Кругом стояла тишина летнего жаркого дня. Пирамидальные тополи, острые и нежные, каждой веточкой тянулись к небу, и листья, разогретые южным солнцем, казались прозрачнее. Около каждой малороссийской усадьбы непременно есть аллея таких тополей. Здесь она была с левой стороны сада и спускались к самому пруду, или «сажалке», сплошь покрытой зеленоватым, тусклым налетом «ряски», другими водяными травами, длинными и цепкими, и широколистыми купавами. Черная вода между зеленью не колыхалось и не отражала неба; казалось – это была пустота с темным, глубоким дном. Стрекозы бесшумно и стремительно летали над водяными кустами, сверкая стеклянными крыльями. Небесный свод, яркий, жаркий и безнадежно чистый, синел между деревьями. Вверху и внизу в воздухе были разлиты те неясные звоны, шелесты и жужжанья, которые делают тишину дня особенно глубокой. Только порой, из дальней части сада, засаженной малорослыми фруктовыми деревьями, доносились голоса работниц баб. Дети сидели на скамейки, в конце тополевой аллеи, недалеко от пруда.

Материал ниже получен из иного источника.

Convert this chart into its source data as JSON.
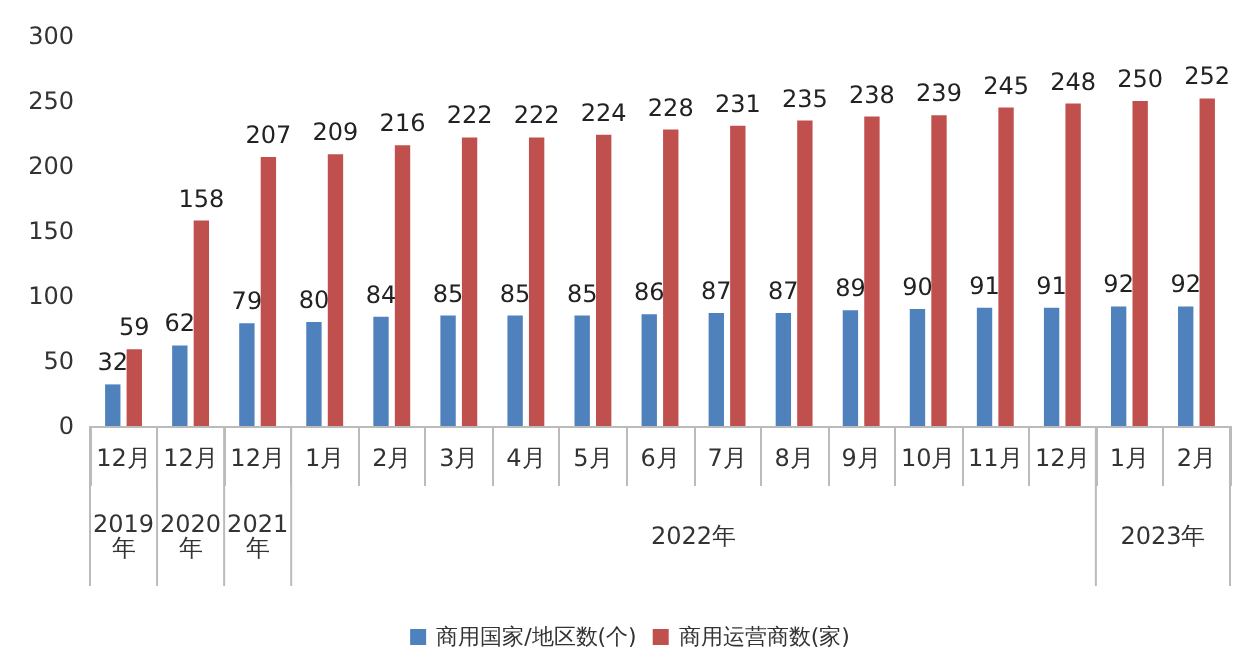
{
  "chart_data": {
    "type": "bar",
    "categories": [
      "12月",
      "12月",
      "12月",
      "1月",
      "2月",
      "3月",
      "4月",
      "5月",
      "6月",
      "7月",
      "8月",
      "9月",
      "10月",
      "11月",
      "12月",
      "1月",
      "2月"
    ],
    "series": [
      {
        "name": "商用国家/地区数(个)",
        "color": "#4f81bd",
        "values": [
          32,
          62,
          79,
          80,
          84,
          85,
          85,
          85,
          86,
          87,
          87,
          89,
          90,
          91,
          91,
          92,
          92
        ]
      },
      {
        "name": "商用运营商数(家)",
        "color": "#c0504d",
        "values": [
          59,
          158,
          207,
          209,
          216,
          222,
          222,
          224,
          228,
          231,
          235,
          238,
          239,
          245,
          248,
          250,
          252
        ]
      }
    ],
    "annotations": [
      "2019年",
      "2020年",
      "2021年",
      "2022年",
      "2023年"
    ],
    "ylim": [
      0,
      300
    ],
    "yticks": [
      0,
      50,
      100,
      150,
      200,
      250,
      300
    ],
    "data_labels": true,
    "grid": false,
    "legend": "bottom"
  }
}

– Вот едва неделя, как мы с вами познакомились, Елизавета Германовна, – сказал Лева, – а между тем я чувствую, что вы единственный человек, с которым я могу быть откровенным.
Вета подняла на него большие серые глаза и поправила волосы. Волосы ее, орехового цвета, были спереди подрезаны до бровей, а по сторонам падали пушистыми, но не вьющимися прядями, до плеч, закрывая уши. И узкое лицо с серьезным, даже строгим выражением, казалось от этого еще строже.